Ce numéro d’A.N.A.E. présente une sélection de ces contributions qui ont été regroupées en trois parties. La première présente des travaux qui renouvellent nos conceptions du développement des enfants, qu’il s’agisse du rôle de l’imagination dans le raisonnement, de l’attachement, de la théorie de l’esprit, de l’enfant en situation de handicap ou d’interrogation sur les enjeux de l’éducation de demain. La seconde partie réunit les apports de recherches empiriques visant l’étude du fonctionnement psychologique de l’enfant « tout-venant » (ou typique) dans des contextes spécifiques et suggérant des pistes d’intervention et de formation pour les professionnels qui en ont la charge. La troisième partie traite plus spécifiquement de l’enfant en difficulté ou en situation de handicap et rapporte les résultats de travaux évaluant les effets de dispositifs éducatifs susceptibles d’améliorer leur développement cognitif et langagier et plus généralement leur qualité de vie et leur bien-être. Ces différentes contributions sont succinctement présentées ci-dessous.
DES CONCEPTIONS ACTUELLES EN PSYCHOLOGIE DU DÉVELOPPEMENT ET EN ÉDUCATION
P.L. Harris et M. Jalloul abordent la question du rôle de l’imagination sur le raisonnement chez le jeune enfant. Les résultats des recherches dans lesquelles les enfants ont à raisonner sur des syllogismes montrent qu’ils ont une capacité naturelle à raisonner à partir de prémisses peu plausibles et que cette capacité est encore plus prégnante si les prémisses se situent dans le contexte d’un scénario imaginaire. Les auteurs en déduisent que l’imagination des enfants facilite leur raisonnement plutôt qu’elle ne l’entrave. L’école pourrait donc avoir un rôle important à jouer dans le développement de l’imaginaire des enfants.

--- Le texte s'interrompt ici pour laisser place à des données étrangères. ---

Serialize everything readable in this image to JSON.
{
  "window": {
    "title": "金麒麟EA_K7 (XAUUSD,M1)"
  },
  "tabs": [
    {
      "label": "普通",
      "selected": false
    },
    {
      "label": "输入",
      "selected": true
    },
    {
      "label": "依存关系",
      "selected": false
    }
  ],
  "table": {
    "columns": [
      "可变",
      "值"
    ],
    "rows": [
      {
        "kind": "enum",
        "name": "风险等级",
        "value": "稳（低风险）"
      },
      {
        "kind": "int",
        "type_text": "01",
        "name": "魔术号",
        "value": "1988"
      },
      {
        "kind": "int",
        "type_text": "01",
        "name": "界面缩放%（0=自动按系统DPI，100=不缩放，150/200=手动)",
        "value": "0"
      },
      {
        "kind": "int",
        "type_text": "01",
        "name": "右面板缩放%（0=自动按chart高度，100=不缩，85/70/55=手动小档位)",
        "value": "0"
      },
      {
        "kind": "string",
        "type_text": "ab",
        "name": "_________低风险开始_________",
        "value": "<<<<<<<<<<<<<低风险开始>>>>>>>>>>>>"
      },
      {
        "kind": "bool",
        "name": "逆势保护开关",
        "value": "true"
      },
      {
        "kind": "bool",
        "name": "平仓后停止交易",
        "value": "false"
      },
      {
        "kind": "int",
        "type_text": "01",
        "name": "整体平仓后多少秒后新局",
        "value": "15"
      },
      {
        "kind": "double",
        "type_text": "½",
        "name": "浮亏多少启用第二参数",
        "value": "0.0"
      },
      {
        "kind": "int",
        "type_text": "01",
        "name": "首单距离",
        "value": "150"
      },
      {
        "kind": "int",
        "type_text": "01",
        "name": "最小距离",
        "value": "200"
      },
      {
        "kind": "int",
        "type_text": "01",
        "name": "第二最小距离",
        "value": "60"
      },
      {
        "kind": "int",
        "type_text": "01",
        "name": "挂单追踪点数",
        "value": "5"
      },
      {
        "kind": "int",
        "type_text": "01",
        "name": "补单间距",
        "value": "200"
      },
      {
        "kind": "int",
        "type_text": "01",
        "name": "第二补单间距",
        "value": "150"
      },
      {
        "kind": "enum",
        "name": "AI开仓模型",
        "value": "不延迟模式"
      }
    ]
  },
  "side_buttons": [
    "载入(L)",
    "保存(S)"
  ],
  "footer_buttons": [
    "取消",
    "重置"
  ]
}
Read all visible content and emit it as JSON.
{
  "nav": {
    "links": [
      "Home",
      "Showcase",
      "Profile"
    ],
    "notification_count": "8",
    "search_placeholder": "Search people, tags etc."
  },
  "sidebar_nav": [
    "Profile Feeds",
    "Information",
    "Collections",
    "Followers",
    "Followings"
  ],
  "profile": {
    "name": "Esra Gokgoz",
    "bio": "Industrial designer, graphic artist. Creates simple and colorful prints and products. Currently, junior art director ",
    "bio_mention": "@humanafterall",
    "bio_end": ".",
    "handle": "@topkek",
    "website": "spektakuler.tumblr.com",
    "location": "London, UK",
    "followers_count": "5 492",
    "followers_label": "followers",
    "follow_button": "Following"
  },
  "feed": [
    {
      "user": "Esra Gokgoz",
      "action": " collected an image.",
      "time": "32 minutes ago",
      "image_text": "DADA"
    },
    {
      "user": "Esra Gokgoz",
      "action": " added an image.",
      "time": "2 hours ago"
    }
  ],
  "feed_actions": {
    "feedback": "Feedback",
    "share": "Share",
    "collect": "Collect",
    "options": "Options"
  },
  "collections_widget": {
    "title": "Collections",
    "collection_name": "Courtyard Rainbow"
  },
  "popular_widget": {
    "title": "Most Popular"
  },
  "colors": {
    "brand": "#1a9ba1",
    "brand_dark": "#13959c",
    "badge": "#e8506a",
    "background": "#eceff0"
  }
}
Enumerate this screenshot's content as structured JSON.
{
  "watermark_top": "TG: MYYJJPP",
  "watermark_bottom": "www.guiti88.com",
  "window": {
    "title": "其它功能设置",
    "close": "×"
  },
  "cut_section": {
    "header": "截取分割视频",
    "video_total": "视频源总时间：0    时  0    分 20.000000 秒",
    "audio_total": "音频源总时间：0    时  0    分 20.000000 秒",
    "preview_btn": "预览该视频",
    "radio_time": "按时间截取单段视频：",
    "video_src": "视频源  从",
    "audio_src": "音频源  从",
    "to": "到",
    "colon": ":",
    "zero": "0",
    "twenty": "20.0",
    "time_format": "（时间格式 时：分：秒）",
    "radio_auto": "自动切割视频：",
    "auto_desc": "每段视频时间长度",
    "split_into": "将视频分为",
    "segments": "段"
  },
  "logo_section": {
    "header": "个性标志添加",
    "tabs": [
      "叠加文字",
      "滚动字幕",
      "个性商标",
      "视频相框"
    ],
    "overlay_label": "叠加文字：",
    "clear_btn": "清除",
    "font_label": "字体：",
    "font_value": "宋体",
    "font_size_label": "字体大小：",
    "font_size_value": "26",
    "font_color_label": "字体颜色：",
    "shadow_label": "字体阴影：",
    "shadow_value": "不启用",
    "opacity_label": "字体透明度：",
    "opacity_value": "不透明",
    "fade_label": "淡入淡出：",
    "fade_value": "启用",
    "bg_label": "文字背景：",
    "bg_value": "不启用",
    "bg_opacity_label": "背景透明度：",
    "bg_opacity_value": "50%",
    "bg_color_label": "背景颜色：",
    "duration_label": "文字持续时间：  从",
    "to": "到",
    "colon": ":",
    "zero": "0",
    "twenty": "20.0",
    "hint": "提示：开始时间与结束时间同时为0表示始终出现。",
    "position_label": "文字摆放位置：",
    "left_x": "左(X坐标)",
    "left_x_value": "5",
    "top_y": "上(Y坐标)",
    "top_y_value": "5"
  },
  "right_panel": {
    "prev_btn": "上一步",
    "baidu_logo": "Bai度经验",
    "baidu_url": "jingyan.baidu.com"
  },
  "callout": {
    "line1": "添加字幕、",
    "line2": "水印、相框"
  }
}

S. Vanwalleghem et R. Miljkovitch proposent une revue de questions sur l’attachement et en particulier des travaux étudiant les effets des séparations de routine, occasionnées par la garde non parentale, sur la sécurité d’attachement de l’enfant. Il apparaît ainsi que la qualité des soins dispensés sur le lieu de garde influe grandement sur la sécurité d’attachement de l’enfant et qu’elle est influencée par la qualité de la formation du personnel de garde et le taux d’encadrement. Ces résultats contribuent à souligner le fort impact de l’éducation de la petite enfance sur les trajectoires individuelles et à interroger les choix de politique éducative dans ce domaine à fort enjeu sociétal.
E. Thommen, B. Cartier-Nelles, A. Guidoux et S. Wiesendanger proposent un panorama des connaissances actuelles sur la théorie de l’esprit, mais apportent une contribution nouvelle en comparant le développement normal et le développement atypique. Elles montrent que les faibles occasions de converser avec autrui ou le fait de manquer d'interactions sociales sont préjudiciables au développement de la théorie de l'esprit chez les enfants sourds ou porteurs d’autisme. Concevoir des interventions ciblant les compétences langagières et introduisant précocement les fonctions de représentations des états mentaux dans le langage est indispensable pour aider les enfants à développer harmonieusement leurs capacités de communication sociale.
D. Mellier considère l’enfant en situation de handicap. L’auteur souligne d’une part que l’étude des enfants à besoins spécifiques, présentant des déficiences sensorielles, intellectuelles (retard mental) ou un trouble envahissant du développement, occupe une place fondamentale en psychologie de l’enfant et de l’éducation. D’autre part, il présente diverses perspectives de recherches fondamentales et appliquées permettant de développer des stratégies éducatives adaptées à leurs besoins.
Dans une perspective différente des précédentes, celle de l’éducation familiale, H. Desmet et J.-P. Pourtois analysent les ruptures et les continuités dans les manières d’éduquer d’hier et d’aujourd’hui à partir des données d’une étude longitudinale de 30 années, menée sur deux générations. Soulignant les enjeux importants de l’éducation aujourd’hui du fait des changements économiques, sociaux et technologiques, les auteurs plaident pour des stratégies éducatives comportant une part de socialisation favorisant l’identité personnelle et une part de développement à la citoyenneté suscitant l’esprit de responsabilité au sein de la société, dans une perspective d’émancipation.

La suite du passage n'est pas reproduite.